The pandemic also saw the domestication of AI through consumer devices, which became central to everyday life. With lockdowns and social distancing measures in place, reliance on digital tools grew, and AI-powered applications—like virtual assistants, fitness trackers, and personalized recommendation systems—found a more prominent place in households. These devices, which had once been seen as niche, became essential tools for managing work, health, and social connections. The widespread use of AI in homes highlighted the shift in governance, where decision-making and the management of societal norms increasingly came under the control of automated systems, marking a techno-political shift in how people interact with technology.In revisiting Berkeley’s critique of infinitesimals, we find philosophical parallels with the rise of AI. Berkeley questioned the very foundation of knowledge, suggesting that our perceptions of the material world were based on subjective experience, not objective truths. Similarly, AI operates in a realm where data is processed and interpreted through systems that may lack subjective human experience. AI doesn’t “understand” the data in the same way humans do, yet it shapes decision-making processes that affect real-world outcomes, creating an abstraction that can be detached from human experience.

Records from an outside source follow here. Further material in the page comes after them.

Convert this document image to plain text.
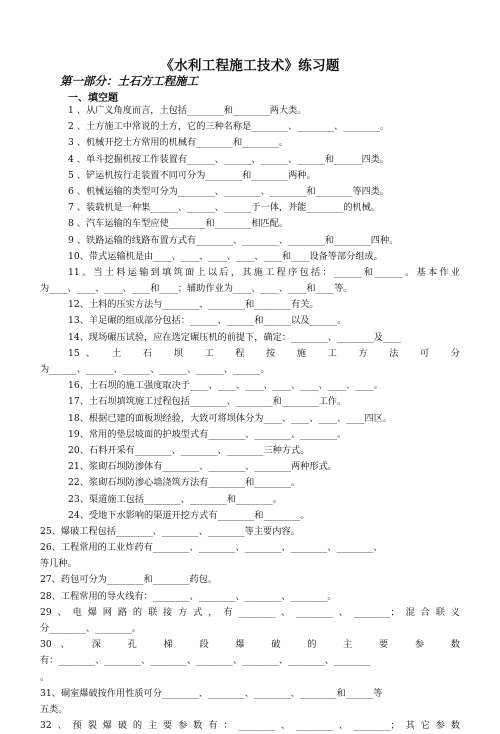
《水利工程施工技术》练习题
第一部分：土石方工程施工
一、填空题
1 、从广义角度而言，土包括________和________两大类。
2 、土方施工中常说的土方，它的三种名称是________、________、________。
3 、机械开挖土方常用的机械有________和________。
4 、单斗挖掘机按工作装置有______、______、______、______和______四类。
5 、铲运机按行走装置不同可分为________和________两种。
6 、机械运输的类型可分为________、________、________和________等四类。
7 、装载机是一种集______、______、______于一体，并能________的机械。
8 、汽车运输的车型应使________和________相匹配。
9 、铁路运输的线路布置方式有________、________、________和________四种。
10、带式运输机是由____、____、____、____、____和____设备等部分组成。
11、当土料运输到填筑面上以后，其施工程序包括：______和______。基本作业
为____、____、____、____和____；辅助作业为____、____、____和____等。
12、土料的压实方法与________、________和________有关。
13、羊足碾的组成部分包括：______、______和______以及______。
14、现场碾压试验，应在选定碾压机的前提下，确定：________、________及____
15、　土　石　坝　工　程　按　施　工　方　法　可　分
为______、______、______、______、______、______。
16、土石坝的施工强度取决于____、____、____、____、____、____、____。
17、土石坝填筑施工过程包括________、________和________工作。
18、根据已建的面板坝经验，大致可将坝体分为____、____、____、____四区。
19、常用的垫层坡面的护坡型式有________、________、________。
20、石料开采有________、________、________三种方式。
21、浆砌石坝防渗体有________、________、________两种形式。
22、浆砌石坝防渗心墙浇筑方法有________和________。
23、渠道施工包括________、________和________。
24、受地下水影响的渠道开挖方式有________和________。
25、爆破工程包括________、________、________等主要内容。
26、工程常用的工业炸药有________、________、________、________、________、
等几种。
27、药包可分为________和________药包。
28、工程常用的导火线有：________、________、________、________。
29、电爆网路的联接方式，有________、________、________；混合联义
分________、________。
30、　深　孔　梯　段　爆　破　的　主　要　参　数
有：________、________、________、________、________、________、________
。
31、硐室爆破按作用性质可分________、________、________、________和______等
五类。
32、预裂爆破的主要参数有：________、________、________；其它参数
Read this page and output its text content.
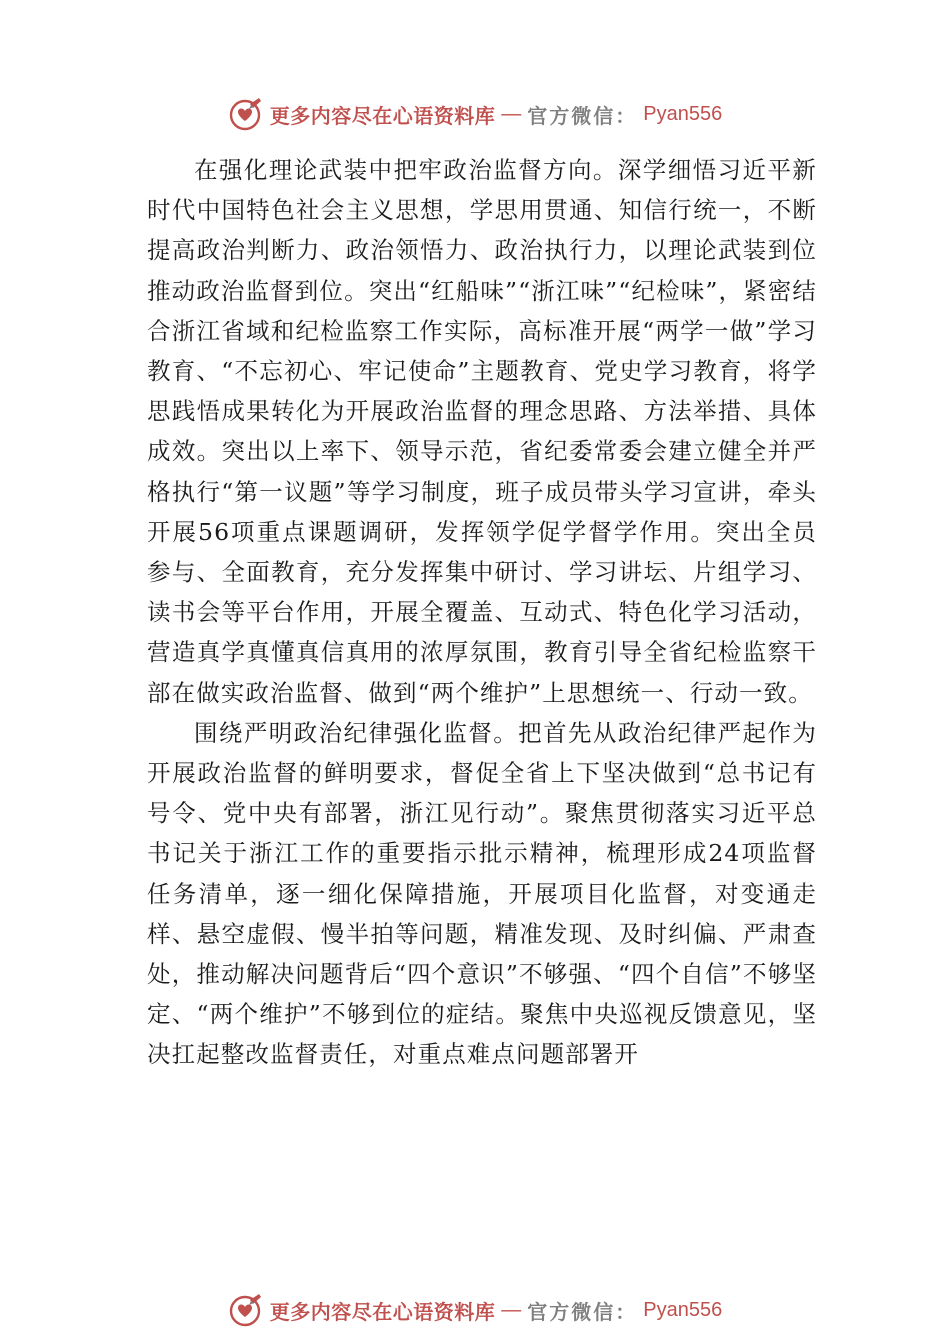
更多内容尽在心语资料库 — 官方微信： Pyan556

在强化理论武装中把牢政治监督方向。深学细悟习近平新时代中国特色社会主义思想，学思用贯通、知信行统一，不断提高政治判断力、政治领悟力、政治执行力，以理论武装到位推动政治监督到位。突出“红船味”“浙江味”“纪检味”，紧密结合浙江省域和纪检监察工作实际，高标准开展“两学一做”学习教育、“不忘初心、牢记使命”主题教育、党史学习教育，将学思践悟成果转化为开展政治监督的理念思路、方法举措、具体成效。突出以上率下、领导示范，省纪委常委会建立健全并严格执行“第一议题”等学习制度，班子成员带头学习宣讲，牵头开展56项重点课题调研，发挥领学促学督学作用。突出全员参与、全面教育，充分发挥集中研讨、学习讲坛、片组学习、读书会等平台作用，开展全覆盖、互动式、特色化学习活动，营造真学真懂真信真用的浓厚氛围，教育引导全省纪检监察干部在做实政治监督、做到“两个维护”上思想统一、行动一致。

围绕严明政治纪律强化监督。把首先从政治纪律严起作为开展政治监督的鲜明要求，督促全省上下坚决做到“总书记有号令、党中央有部署，浙江见行动”。聚焦贯彻落实习近平总书记关于浙江工作的重要指示批示精神，梳理形成24项监督任务清单，逐一细化保障措施，开展项目化监督，对变通走样、悬空虚假、慢半拍等问题，精准发现、及时纠偏、严肃查处，推动解决问题背后“四个意识”不够强、“四个自信”不够坚定、“两个维护”不够到位的症结。聚焦中央巡视反馈意见，坚决扛起整改监督责任，对重点难点问题部署开

更多内容尽在心语资料库 — 官方微信： Pyan556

This disconnection between machine and human experience leads to the dehumanization of knowledge. AI systems operate on algorithms that prioritize efficiency and optimization, but in doing so, they strip away the nuanced, context-driven understanding that humans bring to complex issues. Knowledge, in this sense, becomes something disembodied, divorced from the lived experiences and emotions that give it meaning. As AI continues to play a central role in governance, the process of knowledge becomes more mechanized and impersonal, further eroding the human dimension of understanding and ethical decision-making. The philosophical concerns raised by Berkeley are mirrored in the ways AI reshapes how we conceptualize and act on knowledge in a tech-driven world.

The rapid integration of AI into intellectual labour and governance presents a profound shift in how decisions are made and knowledge is structured. While AI offers the promise of efficiency and precision, its growing role raises critical concerns about the erosion of human agency and the humanistic dimensions of governance. As AI systems replace human judgment with algorithmic processes, the risk arises that complex social, political, and ethical issues may be oversimplified or misunderstood. The hollowing out of governance, where decision-making is increasingly abstracted from lived experiences, mirrors the philosophical critiques of abstraction seen in Berkeley’s work. The human element, rooted in experience, judgment, and empathy, remains crucial in the application of knowledge. Without mindful oversight, the adoption of AI in governance could result in a future where technology governs us, rather than serving us. To navigate these challenges, preserving human agency and ensuring that AI tools are used as aids rather than replacements is essential to maintaining a just and ethical society.

Berkeley’s philosophy of “immaterial ghosts”, where the immaterial influences the material world, aligns with Richter’s cloud paintings at Ottawa’s National Gallery of Canada, which evoke a similar sense of intangible presence. Both focus on the unseen: Berkeley’s spirits are ideas that influence our perceptions, while Richter’s clouds, as abstract forms, suggest the unknowable and elusive. In this way, Berkeley’s invisible world and Richter’s cloudscapes both invite us to confront the limits of human understanding, where the unseen shapes the visible.